The Analysis Tool is a simple command-line tool written in Java to compute different precision metrics from a given Excel file. It was originally developed for analyzing exported result files from LimeSurvey. Additionally, it was adpated to a certain structure used for analyzing and evaluating user competences. The input Excel files need to be in this certain structure which is described under [Excel structure] (../Analysis#Excel-Structure). However, the tool can be easily adopted to other LimeSurvey structures. Supported metrics are: Precision@k, Mean Average Precision (MAP) and normalized Discounted Cumulative Gain (nDCG).
The analysis tool requires Apache Ant and Apache Ivy and has been developed and tested with JAVA 8.
You can download the Analysis Tool including the source code form this Github Repository
The Analysis tool comes with a data folder where all Excel files have to be put in. (@ToDo: add data folder with sample file!) The first 8 columns are LimeSurvey specific columns:
- Response ID,
- Date submitted,
- Last page,
- Start language,
- Date started,
- Date last action,
- IP address,
- Referrer URL
These columns can be configured in LimeSurvey but the Analysis tool assumes that the full structures has been exported.

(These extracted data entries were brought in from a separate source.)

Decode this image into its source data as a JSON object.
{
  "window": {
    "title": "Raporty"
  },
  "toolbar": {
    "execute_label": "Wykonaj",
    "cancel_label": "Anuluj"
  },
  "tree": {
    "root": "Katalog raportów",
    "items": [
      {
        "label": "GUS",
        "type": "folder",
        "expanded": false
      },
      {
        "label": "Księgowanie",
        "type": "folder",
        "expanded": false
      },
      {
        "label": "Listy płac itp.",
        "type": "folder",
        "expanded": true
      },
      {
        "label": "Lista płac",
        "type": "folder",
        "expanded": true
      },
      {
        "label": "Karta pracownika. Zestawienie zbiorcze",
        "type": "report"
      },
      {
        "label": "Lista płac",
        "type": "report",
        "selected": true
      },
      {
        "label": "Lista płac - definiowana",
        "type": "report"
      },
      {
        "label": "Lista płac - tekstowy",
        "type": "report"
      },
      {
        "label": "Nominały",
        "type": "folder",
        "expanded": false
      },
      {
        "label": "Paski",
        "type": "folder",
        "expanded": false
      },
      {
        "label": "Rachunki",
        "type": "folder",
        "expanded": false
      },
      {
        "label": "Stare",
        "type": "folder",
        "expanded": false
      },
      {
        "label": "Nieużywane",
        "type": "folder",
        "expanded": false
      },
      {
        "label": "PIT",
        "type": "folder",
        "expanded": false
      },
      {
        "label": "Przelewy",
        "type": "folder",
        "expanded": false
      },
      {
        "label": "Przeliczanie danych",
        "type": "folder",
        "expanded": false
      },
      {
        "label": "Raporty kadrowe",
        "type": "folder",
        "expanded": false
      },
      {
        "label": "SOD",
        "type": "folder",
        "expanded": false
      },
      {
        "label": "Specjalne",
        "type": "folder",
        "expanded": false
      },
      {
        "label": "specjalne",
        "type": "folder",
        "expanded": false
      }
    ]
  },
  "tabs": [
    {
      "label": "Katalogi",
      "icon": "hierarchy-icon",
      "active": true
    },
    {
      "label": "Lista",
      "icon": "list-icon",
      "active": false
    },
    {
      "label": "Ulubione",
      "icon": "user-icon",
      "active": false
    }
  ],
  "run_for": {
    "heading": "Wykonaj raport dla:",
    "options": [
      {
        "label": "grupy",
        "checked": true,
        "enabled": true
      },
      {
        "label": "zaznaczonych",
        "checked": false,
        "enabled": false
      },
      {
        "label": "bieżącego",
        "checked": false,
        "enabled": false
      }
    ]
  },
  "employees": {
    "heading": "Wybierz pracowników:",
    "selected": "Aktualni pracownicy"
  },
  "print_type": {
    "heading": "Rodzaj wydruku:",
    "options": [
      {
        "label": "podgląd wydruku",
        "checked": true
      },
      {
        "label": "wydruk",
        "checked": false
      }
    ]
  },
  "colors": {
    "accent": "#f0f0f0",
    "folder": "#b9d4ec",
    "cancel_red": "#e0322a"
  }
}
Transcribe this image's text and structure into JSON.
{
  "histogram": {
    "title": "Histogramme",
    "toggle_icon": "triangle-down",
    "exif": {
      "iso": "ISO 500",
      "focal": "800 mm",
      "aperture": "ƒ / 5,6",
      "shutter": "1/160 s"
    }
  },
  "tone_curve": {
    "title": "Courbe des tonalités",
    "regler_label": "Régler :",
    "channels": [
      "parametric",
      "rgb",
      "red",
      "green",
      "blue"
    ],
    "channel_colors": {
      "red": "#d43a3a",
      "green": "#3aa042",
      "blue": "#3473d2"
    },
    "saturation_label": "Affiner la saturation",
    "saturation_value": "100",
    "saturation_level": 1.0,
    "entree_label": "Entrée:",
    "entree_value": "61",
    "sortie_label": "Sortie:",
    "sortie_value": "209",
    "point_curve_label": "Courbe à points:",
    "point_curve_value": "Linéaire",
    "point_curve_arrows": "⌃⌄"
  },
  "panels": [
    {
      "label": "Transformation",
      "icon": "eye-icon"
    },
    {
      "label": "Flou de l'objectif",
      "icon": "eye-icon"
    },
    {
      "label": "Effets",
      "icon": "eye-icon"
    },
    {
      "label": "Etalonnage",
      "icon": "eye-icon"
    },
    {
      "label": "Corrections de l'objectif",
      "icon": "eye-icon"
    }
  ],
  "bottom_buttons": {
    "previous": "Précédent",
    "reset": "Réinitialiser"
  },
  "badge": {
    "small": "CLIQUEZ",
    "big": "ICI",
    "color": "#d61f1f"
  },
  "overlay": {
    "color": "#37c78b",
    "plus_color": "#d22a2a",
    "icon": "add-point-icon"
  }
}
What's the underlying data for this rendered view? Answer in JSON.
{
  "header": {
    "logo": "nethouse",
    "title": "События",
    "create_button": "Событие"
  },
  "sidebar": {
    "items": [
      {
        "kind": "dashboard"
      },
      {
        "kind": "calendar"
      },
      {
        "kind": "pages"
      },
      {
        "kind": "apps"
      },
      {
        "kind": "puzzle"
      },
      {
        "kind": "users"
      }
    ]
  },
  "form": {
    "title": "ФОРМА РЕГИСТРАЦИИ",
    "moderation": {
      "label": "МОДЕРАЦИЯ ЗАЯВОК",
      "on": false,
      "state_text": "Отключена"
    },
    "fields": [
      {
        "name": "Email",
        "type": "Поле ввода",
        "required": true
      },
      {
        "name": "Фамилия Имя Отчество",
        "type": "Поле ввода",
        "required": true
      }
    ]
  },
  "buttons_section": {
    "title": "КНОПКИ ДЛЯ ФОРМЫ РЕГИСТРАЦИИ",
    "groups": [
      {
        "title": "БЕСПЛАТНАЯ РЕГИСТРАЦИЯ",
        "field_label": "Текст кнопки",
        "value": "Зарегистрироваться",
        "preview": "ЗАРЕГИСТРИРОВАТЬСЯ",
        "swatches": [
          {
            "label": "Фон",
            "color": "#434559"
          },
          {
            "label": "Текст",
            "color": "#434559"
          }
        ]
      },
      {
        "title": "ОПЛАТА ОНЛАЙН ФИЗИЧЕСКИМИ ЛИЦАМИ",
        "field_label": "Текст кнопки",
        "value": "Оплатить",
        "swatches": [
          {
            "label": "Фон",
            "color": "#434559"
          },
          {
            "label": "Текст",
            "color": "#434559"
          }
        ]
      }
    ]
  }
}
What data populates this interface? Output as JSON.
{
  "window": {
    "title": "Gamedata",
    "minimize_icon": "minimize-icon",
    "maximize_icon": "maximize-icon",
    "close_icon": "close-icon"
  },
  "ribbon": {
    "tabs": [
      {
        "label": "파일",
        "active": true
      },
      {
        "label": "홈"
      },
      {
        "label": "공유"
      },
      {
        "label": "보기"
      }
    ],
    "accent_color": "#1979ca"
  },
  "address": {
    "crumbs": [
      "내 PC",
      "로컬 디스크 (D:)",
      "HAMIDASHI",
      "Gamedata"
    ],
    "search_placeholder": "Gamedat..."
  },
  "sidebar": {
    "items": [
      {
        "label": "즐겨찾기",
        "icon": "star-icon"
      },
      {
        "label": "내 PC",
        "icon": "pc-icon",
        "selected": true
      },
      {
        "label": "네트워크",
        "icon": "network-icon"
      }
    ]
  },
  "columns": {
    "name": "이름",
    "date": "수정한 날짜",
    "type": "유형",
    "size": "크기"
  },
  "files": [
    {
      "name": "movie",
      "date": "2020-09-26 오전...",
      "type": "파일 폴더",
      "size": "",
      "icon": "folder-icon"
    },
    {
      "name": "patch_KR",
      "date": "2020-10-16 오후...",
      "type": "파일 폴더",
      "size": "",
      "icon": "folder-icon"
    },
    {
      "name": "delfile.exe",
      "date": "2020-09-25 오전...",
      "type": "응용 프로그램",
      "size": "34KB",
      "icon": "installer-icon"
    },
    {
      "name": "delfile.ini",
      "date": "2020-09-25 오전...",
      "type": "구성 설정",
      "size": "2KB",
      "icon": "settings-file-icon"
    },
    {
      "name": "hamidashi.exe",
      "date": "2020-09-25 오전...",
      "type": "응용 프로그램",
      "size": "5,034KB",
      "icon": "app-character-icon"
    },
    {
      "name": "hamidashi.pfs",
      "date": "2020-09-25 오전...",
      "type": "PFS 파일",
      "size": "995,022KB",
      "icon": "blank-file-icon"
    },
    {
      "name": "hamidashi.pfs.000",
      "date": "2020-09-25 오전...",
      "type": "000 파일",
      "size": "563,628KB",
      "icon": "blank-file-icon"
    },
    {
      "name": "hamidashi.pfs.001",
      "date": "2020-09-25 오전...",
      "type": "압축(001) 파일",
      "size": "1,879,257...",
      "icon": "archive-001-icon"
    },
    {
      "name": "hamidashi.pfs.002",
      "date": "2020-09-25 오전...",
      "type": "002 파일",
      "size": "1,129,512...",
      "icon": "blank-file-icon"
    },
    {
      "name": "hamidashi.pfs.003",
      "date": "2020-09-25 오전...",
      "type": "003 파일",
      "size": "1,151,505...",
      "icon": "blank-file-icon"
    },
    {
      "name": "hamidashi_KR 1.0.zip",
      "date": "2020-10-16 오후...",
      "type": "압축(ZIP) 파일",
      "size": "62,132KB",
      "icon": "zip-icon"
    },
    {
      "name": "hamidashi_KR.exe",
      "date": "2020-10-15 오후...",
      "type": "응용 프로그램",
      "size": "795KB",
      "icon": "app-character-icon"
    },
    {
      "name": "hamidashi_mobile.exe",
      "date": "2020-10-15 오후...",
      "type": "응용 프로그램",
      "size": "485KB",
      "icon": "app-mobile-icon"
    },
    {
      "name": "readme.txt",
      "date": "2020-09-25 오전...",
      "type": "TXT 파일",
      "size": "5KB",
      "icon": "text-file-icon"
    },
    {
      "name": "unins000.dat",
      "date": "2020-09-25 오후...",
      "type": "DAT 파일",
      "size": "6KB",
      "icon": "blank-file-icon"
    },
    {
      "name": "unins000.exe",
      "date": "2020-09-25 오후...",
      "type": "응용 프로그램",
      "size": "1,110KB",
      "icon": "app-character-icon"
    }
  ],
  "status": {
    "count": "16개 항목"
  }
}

Starting from column 9 the excel contains survey specific columns. In our case we had a survey with 50 question groups (competences) each consisting of 3 questions. While the first row displays the column headers, the second row contains the actual user responses.
Original competence rank | What is your competency with respect to Algorithm? | Comment |
---|---|---|
14 | Research - a topic that you know well and you are/have been doing research on |
Thus, in our example file a competence always spans 3 columns where the first column contains the actual rank which is hidden for the user, the second column denotes the user rating for a given competence and the third column contains user comments. In our case, the first two columns are always filled (mandatory) but comments are optional. In total the example structure comprises 50 competences which results in 150 + 8 final columns.
Start the tool with the Ant task
ant run
from the folder where the build.xml is located. The program will ask for which threshold you want to run the analysis. The threshold is related to the computation of Precision@k and Mean Average Precision and can be in the range of 0-3 refering to the three possible competence ratings Irrelevant (0), General (1), Technical (2), Research (3). Since Precision@k and MAP are binary metrics ( relevant/non-relevant), we need to define a threshold what should be considered as relevant. For instance, a threshold 0 would consider all ratings above 0 as relevant (all General, Technical, Research ratings). For an equal distribution a threshold of 1 would consider all ratings above 1 as relevant.
The tool creates a result folder and generates a new metrics file. It sorts the competences horizontally and computes the different metrics.